Randonnées can encompass relatively short walks or major routes of several hundred kilometres. You might decide to take in the surroundings of your favourite local village or walk part or all of the Camino de Santiago. Whatever your route, there are basic principles to bear in mind.
Jenny Michell and Keith Pantlin describe themselves as a pair of ageing but energetic Australians and have been walking around different parts of France for nearly 20 years. “For us” they say, “the joy of walking in France is not so much in the wilderness areas but in the settled agricultural parts, with their farms, villages and historical ruins. This part of France is fabulous as the villages tend not to be spread too far apart.”
Jenny Michell and Keith Pantlin
As a pastime, randonnées are not only healthy but they are very relaxing. “One thing we notice about the long duration walks” Jenny adds, “is how our thinking changes.

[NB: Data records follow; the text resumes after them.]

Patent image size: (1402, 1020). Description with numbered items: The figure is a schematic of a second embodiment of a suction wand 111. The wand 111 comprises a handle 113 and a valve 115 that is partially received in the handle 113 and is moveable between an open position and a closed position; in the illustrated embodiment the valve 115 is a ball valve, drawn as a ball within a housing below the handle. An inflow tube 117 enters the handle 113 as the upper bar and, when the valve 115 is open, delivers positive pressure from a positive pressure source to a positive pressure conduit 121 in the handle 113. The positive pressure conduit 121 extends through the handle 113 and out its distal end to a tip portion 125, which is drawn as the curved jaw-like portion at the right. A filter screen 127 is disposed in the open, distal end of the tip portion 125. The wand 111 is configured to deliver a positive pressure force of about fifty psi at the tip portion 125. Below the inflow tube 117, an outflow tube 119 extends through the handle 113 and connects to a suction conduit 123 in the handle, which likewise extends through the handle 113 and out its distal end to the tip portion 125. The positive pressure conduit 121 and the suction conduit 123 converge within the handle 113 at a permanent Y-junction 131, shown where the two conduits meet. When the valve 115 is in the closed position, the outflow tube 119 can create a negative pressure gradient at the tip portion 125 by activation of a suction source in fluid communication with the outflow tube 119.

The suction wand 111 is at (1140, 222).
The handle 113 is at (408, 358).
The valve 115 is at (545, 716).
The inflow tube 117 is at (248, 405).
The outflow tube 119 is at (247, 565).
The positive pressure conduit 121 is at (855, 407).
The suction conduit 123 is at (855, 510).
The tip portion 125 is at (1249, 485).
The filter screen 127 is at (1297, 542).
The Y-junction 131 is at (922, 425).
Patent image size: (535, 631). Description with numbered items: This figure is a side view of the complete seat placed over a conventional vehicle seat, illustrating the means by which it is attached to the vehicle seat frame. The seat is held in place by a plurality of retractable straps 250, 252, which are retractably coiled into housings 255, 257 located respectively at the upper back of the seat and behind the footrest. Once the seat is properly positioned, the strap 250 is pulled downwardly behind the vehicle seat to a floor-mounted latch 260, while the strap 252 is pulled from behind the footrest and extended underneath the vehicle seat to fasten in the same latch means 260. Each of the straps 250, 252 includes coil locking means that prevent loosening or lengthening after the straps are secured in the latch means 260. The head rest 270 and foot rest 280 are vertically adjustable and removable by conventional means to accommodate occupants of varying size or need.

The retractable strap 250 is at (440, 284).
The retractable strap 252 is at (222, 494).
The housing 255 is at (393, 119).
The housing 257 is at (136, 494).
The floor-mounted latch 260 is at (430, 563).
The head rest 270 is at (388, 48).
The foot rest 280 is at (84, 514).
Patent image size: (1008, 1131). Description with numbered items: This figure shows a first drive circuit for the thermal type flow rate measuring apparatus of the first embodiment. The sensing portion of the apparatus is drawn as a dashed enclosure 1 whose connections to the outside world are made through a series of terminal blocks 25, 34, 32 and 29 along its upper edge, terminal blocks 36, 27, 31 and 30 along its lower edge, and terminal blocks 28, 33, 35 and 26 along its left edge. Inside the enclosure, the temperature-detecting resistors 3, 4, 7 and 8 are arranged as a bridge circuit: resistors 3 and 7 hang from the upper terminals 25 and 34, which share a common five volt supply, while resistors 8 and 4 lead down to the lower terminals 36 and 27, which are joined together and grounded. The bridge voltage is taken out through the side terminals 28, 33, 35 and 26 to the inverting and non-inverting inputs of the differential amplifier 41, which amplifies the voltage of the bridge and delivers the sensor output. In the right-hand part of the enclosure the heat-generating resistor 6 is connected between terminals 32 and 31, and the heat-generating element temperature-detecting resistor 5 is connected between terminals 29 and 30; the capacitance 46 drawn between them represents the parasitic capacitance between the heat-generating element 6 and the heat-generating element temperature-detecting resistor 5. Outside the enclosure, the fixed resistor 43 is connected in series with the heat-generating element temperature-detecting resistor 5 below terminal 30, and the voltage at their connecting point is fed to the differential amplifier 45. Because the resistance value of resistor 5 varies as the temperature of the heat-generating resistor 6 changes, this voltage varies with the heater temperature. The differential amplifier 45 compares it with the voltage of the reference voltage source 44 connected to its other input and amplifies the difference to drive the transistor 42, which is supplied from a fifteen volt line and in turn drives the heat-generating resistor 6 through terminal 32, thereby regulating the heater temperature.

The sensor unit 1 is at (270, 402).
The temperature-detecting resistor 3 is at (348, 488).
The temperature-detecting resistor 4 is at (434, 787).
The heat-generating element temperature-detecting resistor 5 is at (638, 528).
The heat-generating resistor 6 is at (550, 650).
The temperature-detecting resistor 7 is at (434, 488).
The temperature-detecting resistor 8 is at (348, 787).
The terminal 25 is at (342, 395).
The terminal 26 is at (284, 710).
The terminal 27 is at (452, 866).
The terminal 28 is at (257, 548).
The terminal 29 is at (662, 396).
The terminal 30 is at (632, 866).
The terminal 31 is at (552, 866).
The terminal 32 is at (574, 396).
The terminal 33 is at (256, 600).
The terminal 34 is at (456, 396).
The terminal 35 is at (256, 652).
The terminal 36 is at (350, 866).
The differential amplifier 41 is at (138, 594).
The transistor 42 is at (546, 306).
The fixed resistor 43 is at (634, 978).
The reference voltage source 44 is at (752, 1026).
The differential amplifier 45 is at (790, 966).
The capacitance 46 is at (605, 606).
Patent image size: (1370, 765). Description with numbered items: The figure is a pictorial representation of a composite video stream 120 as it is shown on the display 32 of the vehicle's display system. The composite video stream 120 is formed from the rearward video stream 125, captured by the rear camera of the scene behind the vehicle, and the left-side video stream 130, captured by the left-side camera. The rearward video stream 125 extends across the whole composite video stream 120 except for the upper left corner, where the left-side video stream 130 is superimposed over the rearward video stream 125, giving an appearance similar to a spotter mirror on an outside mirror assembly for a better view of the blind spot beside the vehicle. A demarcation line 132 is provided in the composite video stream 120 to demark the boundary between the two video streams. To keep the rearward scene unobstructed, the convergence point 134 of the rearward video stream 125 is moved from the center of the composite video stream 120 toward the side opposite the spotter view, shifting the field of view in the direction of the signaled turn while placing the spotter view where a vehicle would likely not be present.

After the first few days we settle into a very simple, peaceful frame of mind, in which we appreciate little things like a drink of water, a rest under a shady tree, or a conversation with a farmer.”
Every year, they use Géoportail, the website of the IGN (Institut Géographique Nationale) to map out a route of about 700 kms in a month, i.e. about 23 km a day. Planning is an essential part of the trip and involves much more than looking at paths and roads.
Jenny explains “The best months are April to October but whatever the length of the walk, you need to take into account the daylight hours, the opportunities to stop and eat or take photographs and, of course, access to water. We have had a few close shaves when an expected bar or shop didn’t materialise on a hot day but cemeteries always have a tap for watering flowers. If staying overnight, bear in mind that you won’t want to be setting up camp in the dark.
“The important thing is not to carry too much. Around 7kgs each is plenty for a long distance walk where you will need a tent, sleeping bags, inflatable mattresses and a change of clothes. Whatever the duration, you should always carry a plastic poncho in case of rain.”
Apart from travel light and take enough water, top tips for a safe, enjoyable journey include buying boots on the big side and wearing extra socks to stop blisters. Take two credit cards, visit the Tourist Office for up to date information, trust your compass and believe in your route, beat the heat and set off early, be aware of half-day closing as well as opening hours on Sundays and Mondays and, last but not least, go West or you will have the sun in your eyes all morning.
A wide variety of maps are available from the www.ffrandonee.fr website. The shorter tracks are known as Promenades et Randonnées (PRs), with Grandes Randonnées du Pays (GRPs) being the longer tracks which loop around a particular area. Long distance walking tracks, the Grandes Randonnées (GRs), are nearly always on ancient cobbled roads, farm tracks, canal towpaths, abandoned railway lines or forestry tracks.